What this book covers
Chapter 1, Introduction to ML Engineering, explains what we mean by ML engineering and how this relates to the disciplines of data science and data engineering. It covers what you need to do to build an effective ML engineering team, as well as what real software solutions containing ML can look like.
Chapter 2, The Machine Learning Development Process, explores a development process that will be applicable to almost any ML engineering project. It discusses how you can set your development tooling up for success for later chapters as well.
Chapter 3, From Model to Model Factory, teaches you how to build solutions that train multiple ML models during the product life cycle. It also covers drift detection and pipelining to help you start to build out your MLOps practices.
Chapter 4, Packaging Up, discusses best practices for coding in Python and how this relates to building your own packages and libraries for reuse in multiple projects.
Chapter 5, Deployment Patterns and Tools, teaches you some of the standard ways you can get your ML system into production. In particular, the chapter will focus on hosting solutions in the cloud.

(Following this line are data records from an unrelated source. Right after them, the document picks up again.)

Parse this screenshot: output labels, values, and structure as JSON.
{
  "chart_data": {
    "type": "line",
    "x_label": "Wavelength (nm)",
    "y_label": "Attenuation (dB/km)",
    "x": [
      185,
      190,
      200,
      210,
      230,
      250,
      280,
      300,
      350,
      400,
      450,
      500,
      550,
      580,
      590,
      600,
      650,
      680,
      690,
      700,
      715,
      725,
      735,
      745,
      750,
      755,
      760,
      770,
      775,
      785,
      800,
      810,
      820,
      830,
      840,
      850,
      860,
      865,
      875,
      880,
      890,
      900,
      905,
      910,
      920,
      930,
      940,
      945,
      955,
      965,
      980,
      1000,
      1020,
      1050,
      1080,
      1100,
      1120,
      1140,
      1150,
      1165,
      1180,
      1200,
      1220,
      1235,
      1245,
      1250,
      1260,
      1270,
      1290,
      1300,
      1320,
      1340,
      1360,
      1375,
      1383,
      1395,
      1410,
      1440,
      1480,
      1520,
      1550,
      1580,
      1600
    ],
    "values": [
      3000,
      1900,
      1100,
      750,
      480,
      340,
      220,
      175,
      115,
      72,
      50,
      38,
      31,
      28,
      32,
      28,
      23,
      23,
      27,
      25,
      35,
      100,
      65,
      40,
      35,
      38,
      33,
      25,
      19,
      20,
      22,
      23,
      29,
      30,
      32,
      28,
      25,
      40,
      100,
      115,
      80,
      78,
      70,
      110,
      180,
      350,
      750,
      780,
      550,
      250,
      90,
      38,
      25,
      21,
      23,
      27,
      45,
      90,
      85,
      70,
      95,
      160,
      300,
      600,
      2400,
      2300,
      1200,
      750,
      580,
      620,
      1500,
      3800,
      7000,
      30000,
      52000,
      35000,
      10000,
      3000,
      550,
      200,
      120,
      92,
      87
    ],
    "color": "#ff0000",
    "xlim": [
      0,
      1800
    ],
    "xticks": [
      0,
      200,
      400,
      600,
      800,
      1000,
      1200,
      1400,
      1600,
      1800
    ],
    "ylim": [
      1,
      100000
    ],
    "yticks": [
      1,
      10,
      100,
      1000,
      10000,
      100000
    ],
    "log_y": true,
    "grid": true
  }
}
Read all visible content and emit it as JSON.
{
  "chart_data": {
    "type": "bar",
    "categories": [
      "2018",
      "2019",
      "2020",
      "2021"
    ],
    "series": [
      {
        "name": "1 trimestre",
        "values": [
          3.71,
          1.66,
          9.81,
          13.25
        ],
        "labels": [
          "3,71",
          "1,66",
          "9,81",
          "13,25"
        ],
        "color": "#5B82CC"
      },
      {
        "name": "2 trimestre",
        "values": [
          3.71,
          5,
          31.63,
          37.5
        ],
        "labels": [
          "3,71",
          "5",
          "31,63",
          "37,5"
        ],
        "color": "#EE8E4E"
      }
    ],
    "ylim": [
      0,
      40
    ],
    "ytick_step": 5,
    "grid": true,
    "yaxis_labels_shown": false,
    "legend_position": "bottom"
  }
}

Chapter 6, Scaling Up, teaches you how to take your solutions and scale them to massive datasets or large numbers of prediction requests using Apache Spark and serverless infrastructure.
Chapter 7, Building an Example ML Microservice, walks through how to use what you have learned elsewhere in the book to build a forecasting service that can be triggered via an API.
Chapter 8, Building an Extract Transform Machine Learning Use Case, walks through how to use what you have learned to build a pipeline that performs batch processing. We do this by adding a lot of our newly acquired ML engineering best practices to the simple package created in Chapter 4, Packaging Up.